Since a full Jacquard loom was a little out of scope for a side project, we started looking into other machines. An embroidery machine was promising, but was unsuited for a project of a larger scale.
Then I stumbled upon Claire Williams‘s data knits work. I was so intrigued by the complexity of patterns she was able to knit using a hacked 90‘s electronic knitting machine that I started looking into how it was done. Turns out, she has instructions on how to get started with connecting these kinds of machines to a computer. While Anisha looked into the parts we would need for the electronics, I began my search for a knitting machine. I ended up finding a woman in western Massachusetts who works with these machines and had a nicely refurbished one that we were able to purchase. She even came to the studio and gave us a full tutorial on how to the machine works.
While we waited for the electronic interface to get up and running, Martha and I tested different techniques and patterns with the machine.
During that time, we also went to the a Bauhaus exhibit at the Harvard Art Museums, and I was completely blown away by Anni Albers’s and Gunta Stölzl’s work.
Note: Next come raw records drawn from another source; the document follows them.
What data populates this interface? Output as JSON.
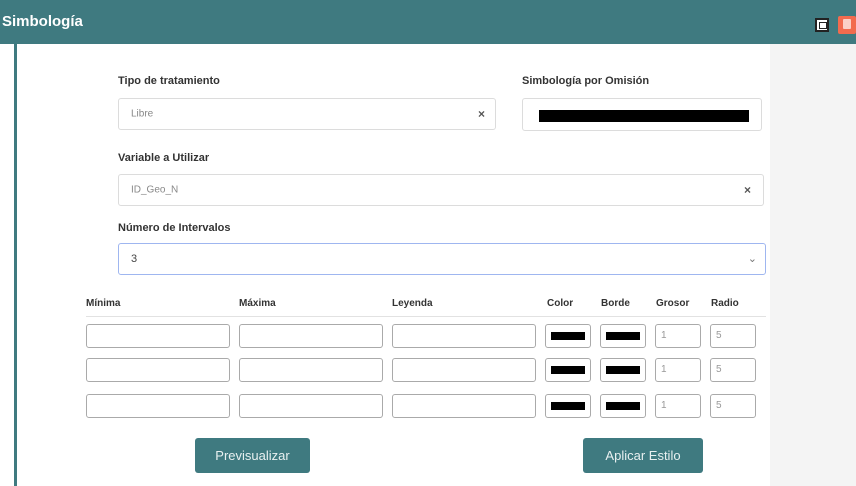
{
  "window": {
    "title": "Simbología"
  },
  "form": {
    "tipo_label": "Tipo de tratamiento",
    "tipo_value": "Libre",
    "omision_label": "Simbología por Omisión",
    "variable_label": "Variable a Utilizar",
    "variable_value": "ID_Geo_N",
    "intervalos_label": "Número de Intervalos",
    "intervalos_value": "3"
  },
  "table": {
    "headers": [
      "Mínima",
      "Máxima",
      "Leyenda",
      "Color",
      "Borde",
      "Grosor",
      "Radio"
    ],
    "rows": [
      {
        "minima": "",
        "maxima": "",
        "leyenda": "",
        "color": "#000000",
        "borde": "#000000",
        "grosor": "1",
        "radio": "5"
      },
      {
        "minima": "",
        "maxima": "",
        "leyenda": "",
        "color": "#000000",
        "borde": "#000000",
        "grosor": "1",
        "radio": "5"
      },
      {
        "minima": "",
        "maxima": "",
        "leyenda": "",
        "color": "#000000",
        "borde": "#000000",
        "grosor": "1",
        "radio": "5"
      }
    ]
  },
  "buttons": {
    "preview": "Previsualizar",
    "apply": "Aplicar Estilo"
  },
  "icons": {
    "clear": "×",
    "dropdown": "⌄"
  },
  "colors": {
    "accent": "#3f7a80",
    "close": "#f26b4e",
    "default_symbol": "#000000"
  }
}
That led me to pick up Albers’s book On Weaving.
In particular, Albers’s piece “Pasture” stuck with me, and I began thinking about using photographs of places and objects to generate palettes for textiles. That led to an exploration using various software sketches to generate palettes and patterns and build assistive knitting tools.
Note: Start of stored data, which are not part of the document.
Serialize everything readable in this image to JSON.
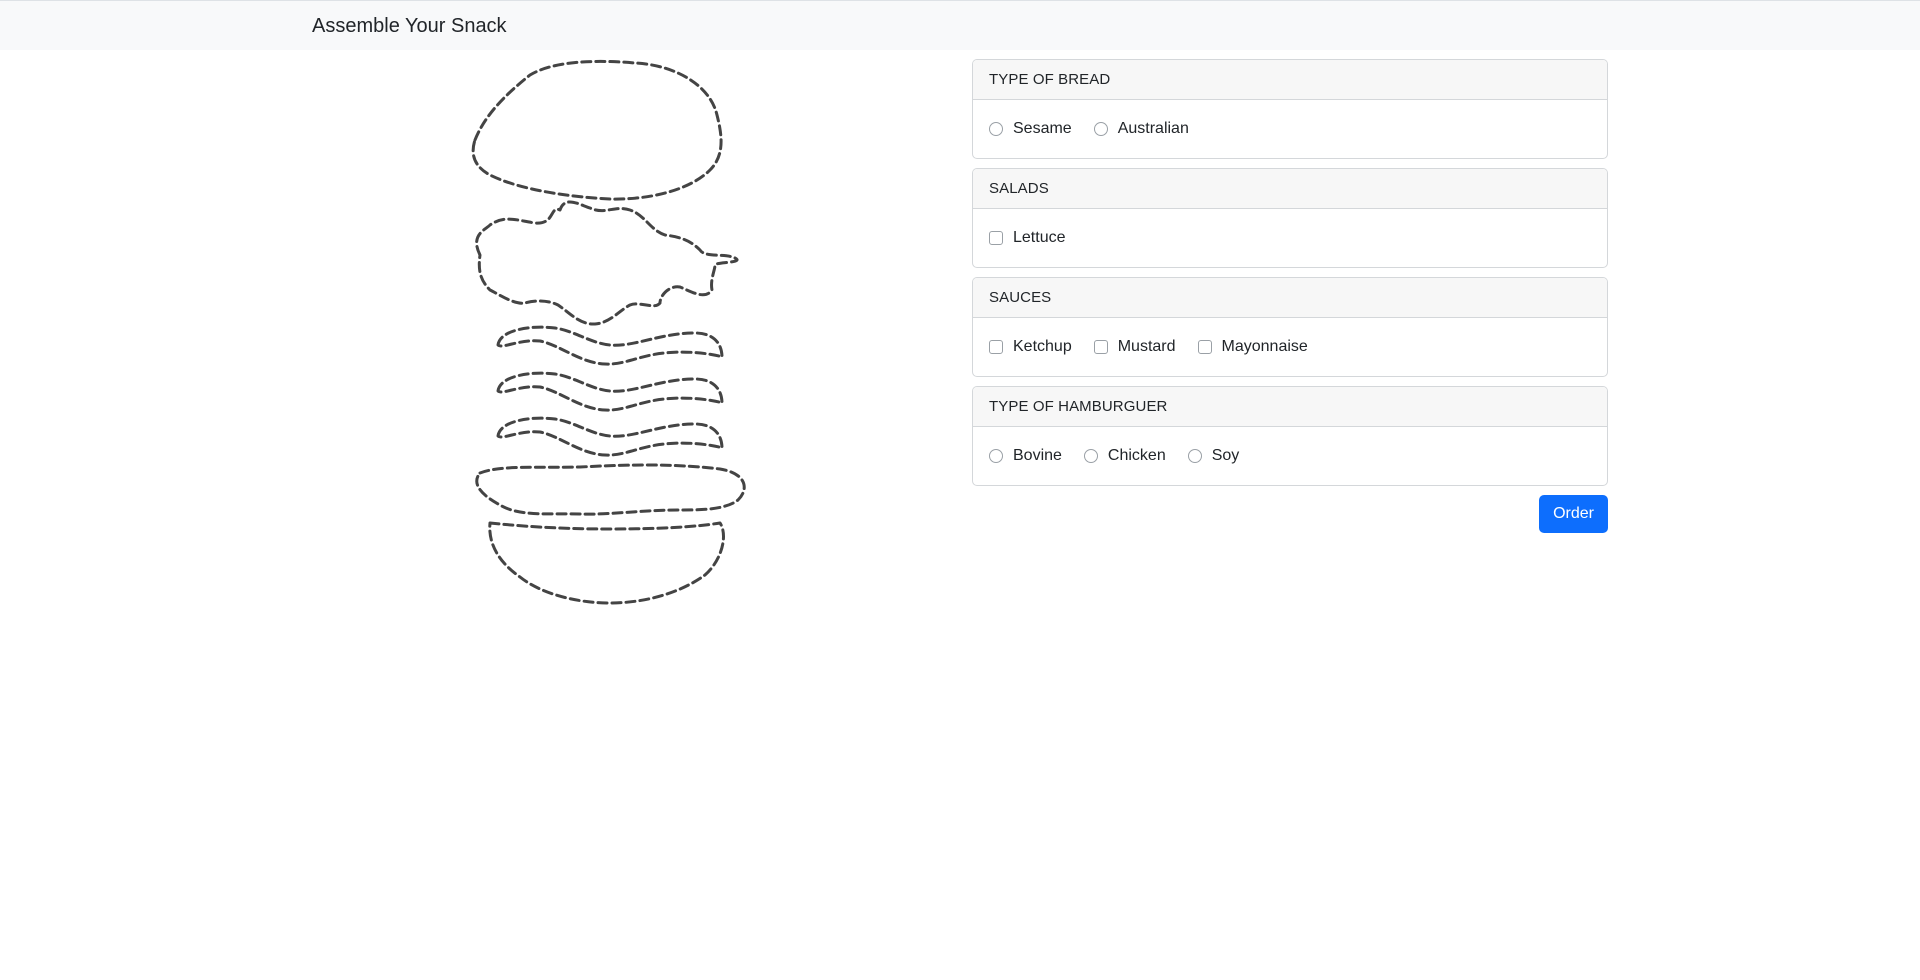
{
  "navbar": {
    "title": "Assemble Your Snack"
  },
  "illustration": {
    "layers": [
      "top-bun",
      "lettuce",
      "bacon-strip",
      "bacon-strip",
      "bacon-strip",
      "patty",
      "bottom-bun"
    ],
    "stroke_color": "#444444"
  },
  "sections": {
    "bread": {
      "header": "TYPE OF BREAD",
      "control": "radio",
      "options": [
        "Sesame",
        "Australian"
      ]
    },
    "salads": {
      "header": "SALADS",
      "control": "checkbox",
      "options": [
        "Lettuce"
      ]
    },
    "sauces": {
      "header": "SAUCES",
      "control": "checkbox",
      "options": [
        "Ketchup",
        "Mustard",
        "Mayonnaise"
      ]
    },
    "hamburger": {
      "header": "TYPE OF HAMBURGUER",
      "control": "radio",
      "options": [
        "Bovine",
        "Chicken",
        "Soy"
      ]
    }
  },
  "order_button": {
    "label": "Order",
    "color": "#0d6efd"
  }
}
First, I was interested in seeing what you could pull from just a photo. I began with photos that had a great balance of colors, hoping that reapplying those same ratios in different orientations could create new works with a similar mood.
In making mistakes, I also got some cool results.
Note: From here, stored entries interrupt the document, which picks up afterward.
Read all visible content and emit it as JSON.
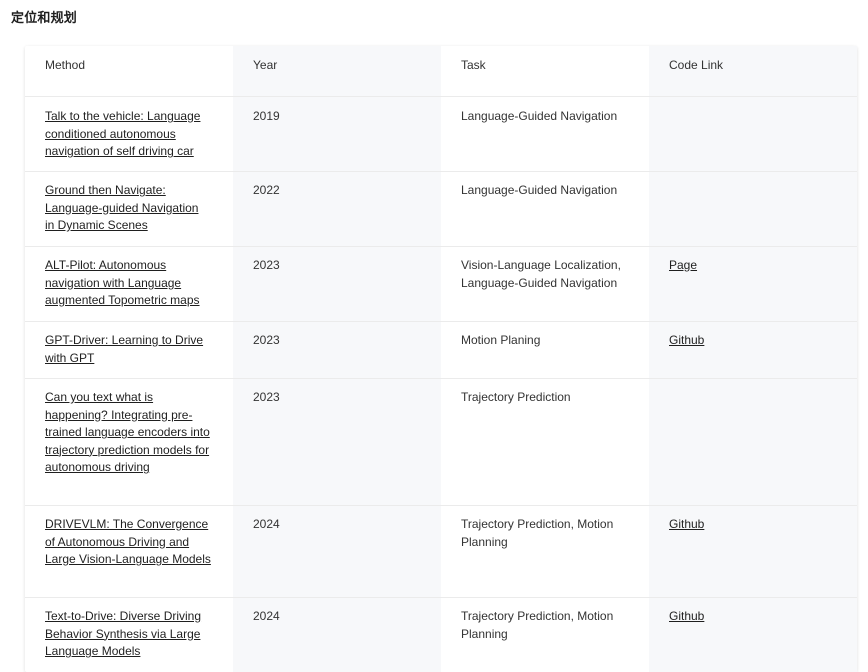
{
  "section": {
    "title": "定位和规划"
  },
  "table": {
    "headers": {
      "method": "Method",
      "year": "Year",
      "task": "Task",
      "code": "Code Link"
    },
    "rows": [
      {
        "method": "Talk to the vehicle: Language conditioned autonomous navigation of self driving car",
        "year": "2019",
        "task": "Language-Guided Navigation",
        "code": ""
      },
      {
        "method": "Ground then Navigate: Language-guided Navigation in Dynamic Scenes",
        "year": "2022",
        "task": "Language-Guided Navigation",
        "code": ""
      },
      {
        "method": "ALT-Pilot: Autonomous navigation with Language augmented Topometric maps",
        "year": "2023",
        "task": "Vision-Language Localization, Language-Guided Navigation",
        "code": "Page"
      },
      {
        "method": "GPT-Driver: Learning to Drive with GPT",
        "year": "2023",
        "task": "Motion Planing",
        "code": "Github"
      },
      {
        "method": "Can you text what is happening? Integrating pre-trained language encoders into trajectory prediction models for autonomous driving",
        "year": "2023",
        "task": "Trajectory Prediction",
        "code": ""
      },
      {
        "method": "DRIVEVLM: The Convergence of Autonomous Driving and Large Vision-Language Models",
        "year": "2024",
        "task": "Trajectory Prediction, Motion Planning",
        "code": "Github"
      },
      {
        "method": "Text-to-Drive: Diverse Driving Behavior Synthesis via Large Language Models",
        "year": "2024",
        "task": "Trajectory Prediction, Motion Planning",
        "code": "Github"
      }
    ]
  }
}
I then started to think more about the limitations of our machine (with an eye towards actually knitting something). In theory, our machine can use as many colors as you want, but only 2 can be loaded in at a time. Some accessories allow four colors at a time, so I set my sights on four-color patterns.
I didn’t have any knitting patterns handy, so I drew a few “pattern pieces” in Photoshop, and used those as the blueprints onto which I could map new colors. I wrote a few sketches in Processing to map the photo colors onto these pieces, and also generate different combinations of the pieces to create different patterns.
The program also worked by passing in a set palette, and having it randomly select four colors to apply to a pattern.
With those patterns in place, it was time to see if I could actually produce them with the machine.
I printed out a small sample of all my generated palettes to bring to the store and see which colors were available.
It only took five hours…but I did knit one pattern I had generated, and I am really excited by the results. My knitting and finishing techniques need some work, but the colors and texture that resulted are lovely.
I struggle to keep track of where I’m at in a pattern, so I threw together a little Processing sketch to help me. One thing I didn’t realize while making this tool is that the machine knits patterns upside down! Oh well: I’ve been told there are no mistakes in knitting.
With more of the automation in place (and more practice!), we‘ll be able to explore the more irregular, glitchy, and tapestry-like patterns.
There’s also so much more to experiment with on the physical side that moves beyond color and its arrangement — like the different textures and sheen of the yarn (maybe we could use four different black yarns with different textures!), or different types of stitches. I’m also looking forward to exploring more meaningful data relationships between the data generating the colors and the patterns themselves.